Des députés belges sur la "Liste noire" de l’Azerbaïdjan (OPINION)

Contribution externe
Des députés belges sur la "Liste noire" de l’Azerbaïdjan (OPINION)
©Blaise Dehon

Une opinion de parlementaires belges: André du Bus, Jean-Claude Defossé, Julie de Groote, Simone Susskind, Fatoumata Sidibé, Hervé Doyen, Paul Delva, Benoît Drèze, Emmanuel De Bock et Pierre Kompany.

Pour être allés au Nagorno-Karrabakh, une dizaine de nos parlementaires sont fichés comme indésirables en Azerbaïdjan. Lettre à leur ambassadeur.

Monsieur l’Ambassadeur d’Azerbaïdjan,

Votre pays doit receler des contrées magnifiques, où vivent, comme dans toutes les régions du monde, des parents et des enfants qui n’aspirent qu’à une chose : la paix.

Plusieurs parmi nous n’avons plus l’occasion de les rencontrer, de voir les sourires éclairer leurs visages sur les marchés, derrière des étals colorés de légumes, fruits de récoltes non encore intensives.

Parce que nous sommes désormais recensés sur votre "Blacklist", fichés comme indésirables dans votre pays.

Notre faute originelle ? En tant que parlementaires, belges, bruxellois, flamands et wallons, avoir serré les mains de mères et de pères sur le marché de Stepanaker, la capitale du Nagorno Karabagh, aujourd’hui devenu Artsakh. Cette République autoproclamée qui, depuis 26 ans, revendique son indépendance d’avec votre pays, l’Azerbaïdjan.

Pas comme en Belgique

Notre propos n’est pas de développer ici les enjeux de ce conflit gelé - avec toujours trop de morts chaque année aux frontières - qui résulte de la tension entre deux principes fondamentaux : le droit à l’autodétermination des peuples et celui de l’intégrité territoriale. Deux principes que nous déclinons de façon originale ici en Belgique, depuis bientôt deux cents ans, et sans victime.

Mais notre modèle n’est pas exportable, car chaque histoire recèle ses spécificités et nécessite l’élaboration de solutions originales et adaptées. Dans votre situation, un mandat a été confié au Groupe de Minsk pour formuler des pistes de solution.

Tensions exportées à l’étranger

Nous n’avons de leçon à donner à personne. Nous tenons seulement à rappeler ici que notre motivation première, celle qui est à la base de nos différentes visites au Nagorno Karabagh, prend sa source dans une volonté d’assurer le meilleur "Vivre ensemble" ici à Bruxelles et en Belgique. Un "Vivre ensemble" de plus en plus malmené, fragilisé par les replis identitaires des nombreuses communautés qui ont fait le choix de s’ancrer dans nos régions et de partager nos destinées. Car oui, les tensions qui se déclinent à des milliers de kilomètres d’ici, exacerbent, antennes paraboliques obligent, les sensibilités de celles et ceux qui sont devenus nos concitoyens.

Des mines tantôt azéries, tantôt arméniennes.

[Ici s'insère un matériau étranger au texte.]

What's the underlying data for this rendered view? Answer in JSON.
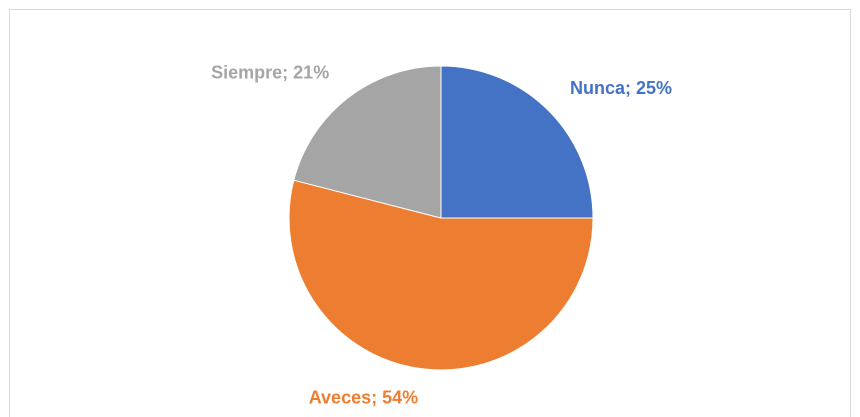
{
  "chart_data": {
    "type": "pie",
    "values": [
      25,
      54,
      21
    ],
    "value_labels": [
      "Nunca; 25%",
      "Aveces; 54%",
      "Siempre; 21%"
    ],
    "colors": [
      "#4472c4",
      "#ed7d31",
      "#a5a5a5"
    ]
  }
}
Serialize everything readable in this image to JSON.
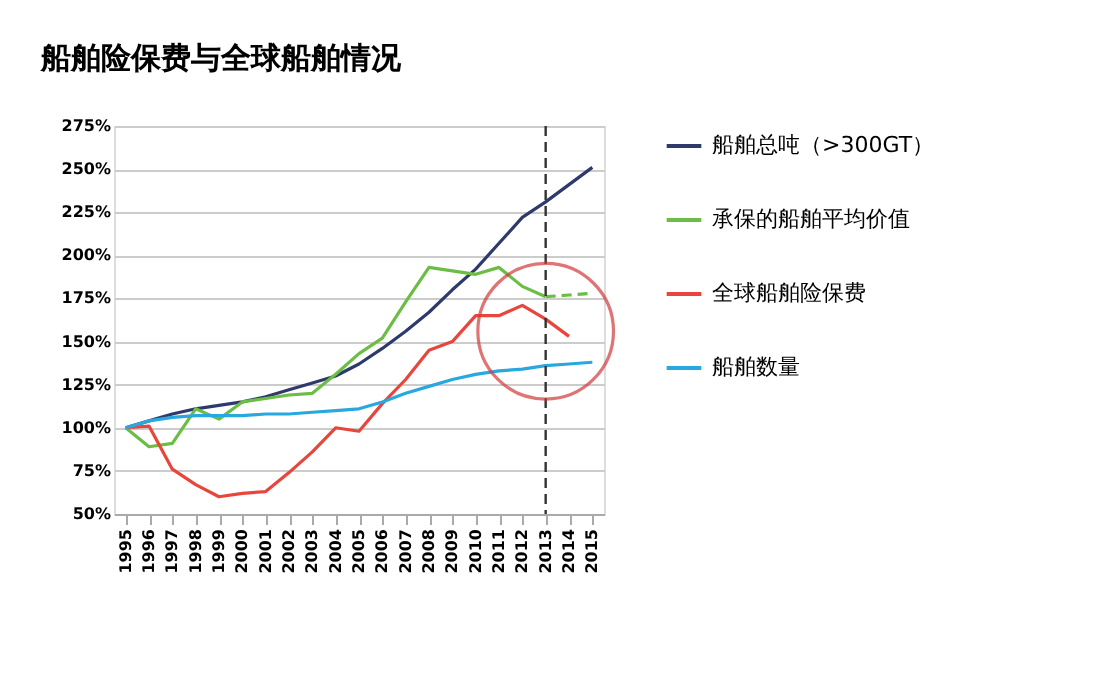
{
  "chart_data": {
    "type": "line",
    "title": "船舶险保费与全球船舶情况",
    "categories": [
      "1995",
      "1996",
      "1997",
      "1998",
      "1999",
      "2000",
      "2001",
      "2002",
      "2003",
      "2004",
      "2005",
      "2006",
      "2007",
      "2008",
      "2009",
      "2010",
      "2011",
      "2012",
      "2013",
      "2014",
      "2015"
    ],
    "series": [
      {
        "name": "船舶总吨（>300GT）",
        "color": "#2e3a6b",
        "values": [
          100,
          104,
          108,
          111,
          113,
          115,
          118,
          122,
          126,
          130,
          137,
          146,
          156,
          167,
          180,
          192,
          207,
          222,
          231,
          241,
          251
        ]
      },
      {
        "name": "承保的船舶平均价值",
        "color": "#6cbd45",
        "values": [
          100,
          89,
          91,
          111,
          105,
          115,
          117,
          119,
          120,
          131,
          143,
          152,
          173,
          193,
          191,
          189,
          193,
          182,
          176,
          null,
          null
        ]
      },
      {
        "name": "全球船舶险保费",
        "color": "#e8453c",
        "values": [
          100,
          101,
          76,
          67,
          60,
          62,
          63,
          74,
          86,
          100,
          98,
          114,
          128,
          145,
          150,
          165,
          165,
          171,
          163,
          153,
          null
        ]
      },
      {
        "name": "船舶数量",
        "color": "#29a8e0",
        "values": [
          100,
          104,
          106,
          107,
          107,
          107,
          108,
          108,
          109,
          110,
          111,
          115,
          120,
          124,
          128,
          131,
          133,
          134,
          136,
          137,
          138
        ]
      },
      {
        "color": "#6cbd45",
        "line_style": "dashed",
        "values": [
          null,
          null,
          null,
          null,
          null,
          null,
          null,
          null,
          null,
          null,
          null,
          null,
          null,
          null,
          null,
          null,
          null,
          null,
          176,
          177,
          178
        ]
      }
    ],
    "ylim": [
      50,
      275
    ],
    "yticks": [
      {
        "value": 50,
        "label": "50%"
      },
      {
        "value": 75,
        "label": "75%"
      },
      {
        "value": 100,
        "label": "100%"
      },
      {
        "value": 125,
        "label": "125%"
      },
      {
        "value": 150,
        "label": "150%"
      },
      {
        "value": 175,
        "label": "175%"
      },
      {
        "value": 200,
        "label": "200%"
      },
      {
        "value": 225,
        "label": "225%"
      },
      {
        "value": 250,
        "label": "250%"
      },
      {
        "value": 275,
        "label": "275%"
      }
    ],
    "grid": "y",
    "legend": "right",
    "line_style": "solid",
    "marker": "none",
    "ref_lines": [
      {
        "axis": "x",
        "value": "2013",
        "color": "#333333",
        "line_style": "dashed"
      }
    ]
  }
}
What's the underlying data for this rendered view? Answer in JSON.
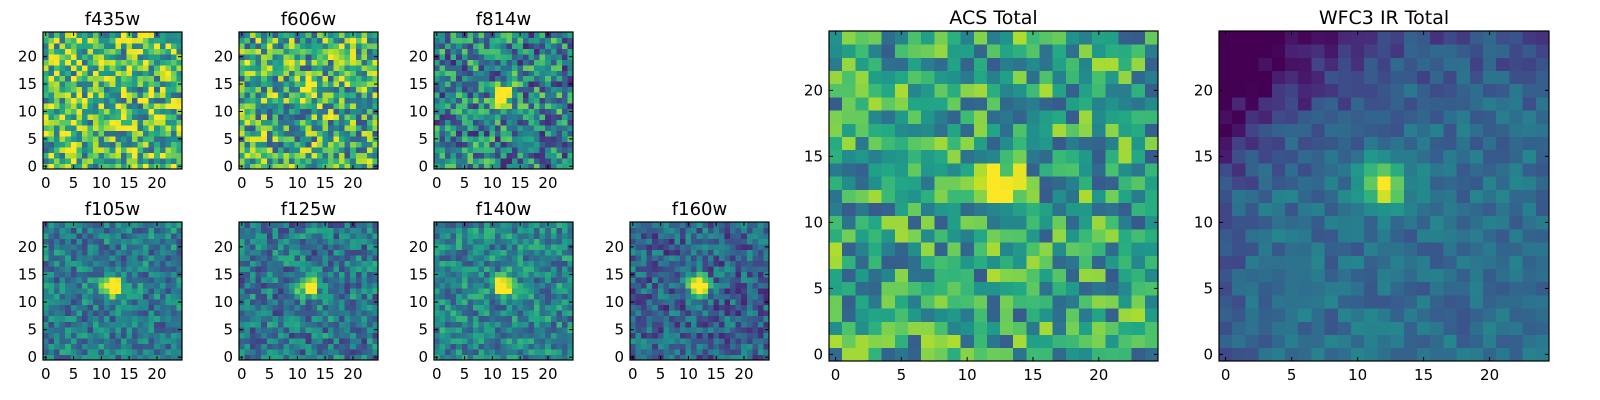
{
  "chart_data": [
    {
      "type": "heatmap",
      "title": "f435w",
      "x_ticks": [
        "0",
        "5",
        "10",
        "15",
        "20"
      ],
      "y_ticks": [
        "0",
        "5",
        "10",
        "15",
        "20"
      ],
      "xlim": [
        0,
        24
      ],
      "ylim": [
        0,
        24
      ],
      "colormap": "viridis",
      "source_at": [
        12,
        14
      ],
      "source_strength": 0.05,
      "background_level": 0.68,
      "noise_level": 0.38,
      "gradient": "none"
    },
    {
      "type": "heatmap",
      "title": "f606w",
      "x_ticks": [
        "0",
        "5",
        "10",
        "15",
        "20"
      ],
      "y_ticks": [
        "0",
        "5",
        "10",
        "15",
        "20"
      ],
      "xlim": [
        0,
        24
      ],
      "ylim": [
        0,
        24
      ],
      "colormap": "viridis",
      "source_at": [
        12,
        14
      ],
      "source_strength": 0.55,
      "background_level": 0.62,
      "noise_level": 0.38,
      "gradient": "none"
    },
    {
      "type": "heatmap",
      "title": "f814w",
      "x_ticks": [
        "0",
        "5",
        "10",
        "15",
        "20"
      ],
      "y_ticks": [
        "0",
        "5",
        "10",
        "15",
        "20"
      ],
      "xlim": [
        0,
        24
      ],
      "ylim": [
        0,
        24
      ],
      "colormap": "viridis",
      "source_at": [
        12,
        13
      ],
      "source_strength": 0.85,
      "background_level": 0.45,
      "noise_level": 0.35,
      "gradient": "none"
    },
    {
      "type": "heatmap",
      "title": "f105w",
      "x_ticks": [
        "0",
        "5",
        "10",
        "15",
        "20"
      ],
      "y_ticks": [
        "0",
        "5",
        "10",
        "15",
        "20"
      ],
      "xlim": [
        0,
        24
      ],
      "ylim": [
        0,
        24
      ],
      "colormap": "viridis",
      "source_at": [
        12,
        13
      ],
      "source_strength": 0.75,
      "background_level": 0.42,
      "noise_level": 0.22,
      "gradient": "none"
    },
    {
      "type": "heatmap",
      "title": "f125w",
      "x_ticks": [
        "0",
        "5",
        "10",
        "15",
        "20"
      ],
      "y_ticks": [
        "0",
        "5",
        "10",
        "15",
        "20"
      ],
      "xlim": [
        0,
        24
      ],
      "ylim": [
        0,
        24
      ],
      "colormap": "viridis",
      "source_at": [
        12,
        13
      ],
      "source_strength": 0.75,
      "background_level": 0.4,
      "noise_level": 0.24,
      "gradient": "none"
    },
    {
      "type": "heatmap",
      "title": "f140w",
      "x_ticks": [
        "0",
        "5",
        "10",
        "15",
        "20"
      ],
      "y_ticks": [
        "0",
        "5",
        "10",
        "15",
        "20"
      ],
      "xlim": [
        0,
        24
      ],
      "ylim": [
        0,
        24
      ],
      "colormap": "viridis",
      "source_at": [
        12,
        13
      ],
      "source_strength": 0.75,
      "background_level": 0.45,
      "noise_level": 0.22,
      "gradient": "none"
    },
    {
      "type": "heatmap",
      "title": "f160w",
      "x_ticks": [
        "0",
        "5",
        "10",
        "15",
        "20"
      ],
      "y_ticks": [
        "0",
        "5",
        "10",
        "15",
        "20"
      ],
      "xlim": [
        0,
        24
      ],
      "ylim": [
        0,
        24
      ],
      "colormap": "viridis",
      "source_at": [
        12,
        13
      ],
      "source_strength": 0.85,
      "background_level": 0.32,
      "noise_level": 0.22,
      "gradient": "none"
    },
    {
      "type": "heatmap",
      "title": "ACS Total",
      "x_ticks": [
        "0",
        "5",
        "10",
        "15",
        "20"
      ],
      "y_ticks": [
        "0",
        "5",
        "10",
        "15",
        "20"
      ],
      "xlim": [
        0,
        24
      ],
      "ylim": [
        0,
        24
      ],
      "colormap": "viridis",
      "source_at": [
        12,
        13
      ],
      "source_strength": 0.55,
      "background_level": 0.58,
      "noise_level": 0.3,
      "gradient": "none"
    },
    {
      "type": "heatmap",
      "title": "WFC3 IR Total",
      "x_ticks": [
        "0",
        "5",
        "10",
        "15",
        "20"
      ],
      "y_ticks": [
        "0",
        "5",
        "10",
        "15",
        "20"
      ],
      "xlim": [
        0,
        24
      ],
      "ylim": [
        0,
        24
      ],
      "colormap": "viridis",
      "source_at": [
        12,
        13
      ],
      "source_strength": 0.65,
      "background_level": 0.36,
      "noise_level": 0.1,
      "gradient": "top-left-dark"
    }
  ]
}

Si personne ne peut ni ne doit renier ses racines, l’avenir ne peut se construire que dans le respect de l’autre. Alors, nous voulons comprendre. Comprendre les sources de cette impossibilité de communication entre ceux qui se rangent derrière les Arméniens d’une part et ceux qui se rangent derrière les Azéris d’autre part, malmenant ainsi le fragile équilibre du Caucase. Car nos brèves missions informelles nous ont appris une chose certaine : toutes les mères que nous avons rencontrées veulent la paix.

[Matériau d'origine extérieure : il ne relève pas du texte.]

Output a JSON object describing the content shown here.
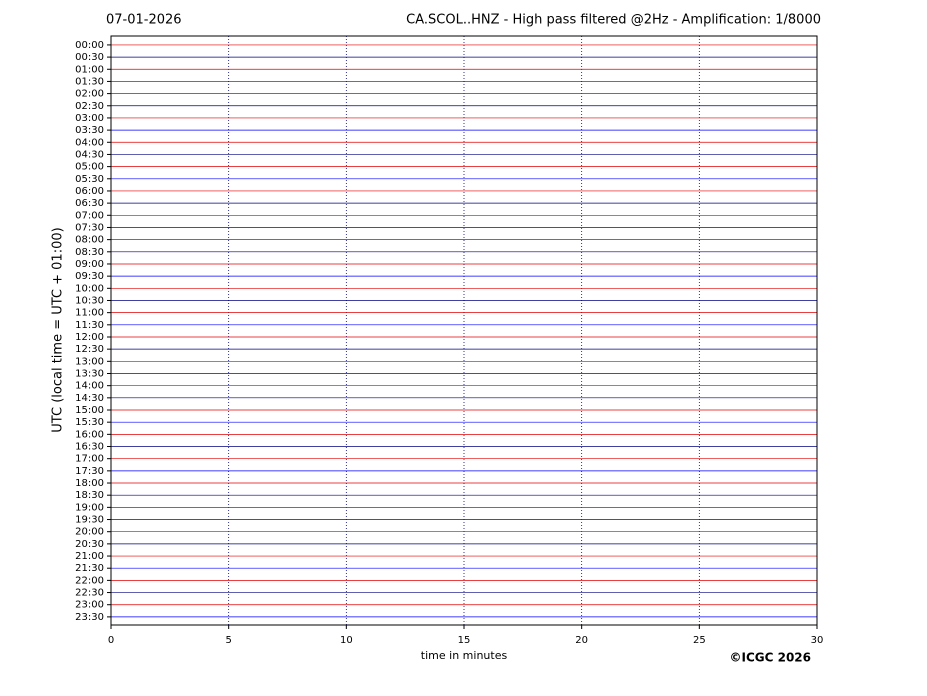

Elles ne veulent plus voir leurs enfants partir au front, et elles souhaitent également la paix pour les familles qualifiées d’adverses. Tout comme la plupart des dirigeants que nous avons rencontrés.

Par ailleurs, la rencontre avec l’ONG Halo Trust, en charge du déminage d’anciennes zones de conflit, nous a permis de comprendre que les mines étaient tantôt azéries, tantôt arméniennes. Personne n’a le monopole de la vertu.

Mais nous avons découvert que le Nagorno Karabagh se nourrissait d’une démocratie ouverte, avec une opposition libre d’exprimer ses désaccords et une presse diversifiée. Nous avons assisté à un référendum récent, au cours duquel la régularité des procédures électorales a été soumise à notre examen.

Vous rencontrer ?

Aujourd’hui nous ne demandons qu’à rencontrer vos populations, échanger avec vos dirigeants, découvrir la beauté de votre pays et les richesses de vos institutions. Car nous sommes convaincus que si le raidissement des positions est annonciateur de fractures profondes, l’ouverture et l’échange restent les premiers vecteurs de paix.

Chez vous comme chez nous.

Titre, sous-titre et intertitres sont de la rédaction.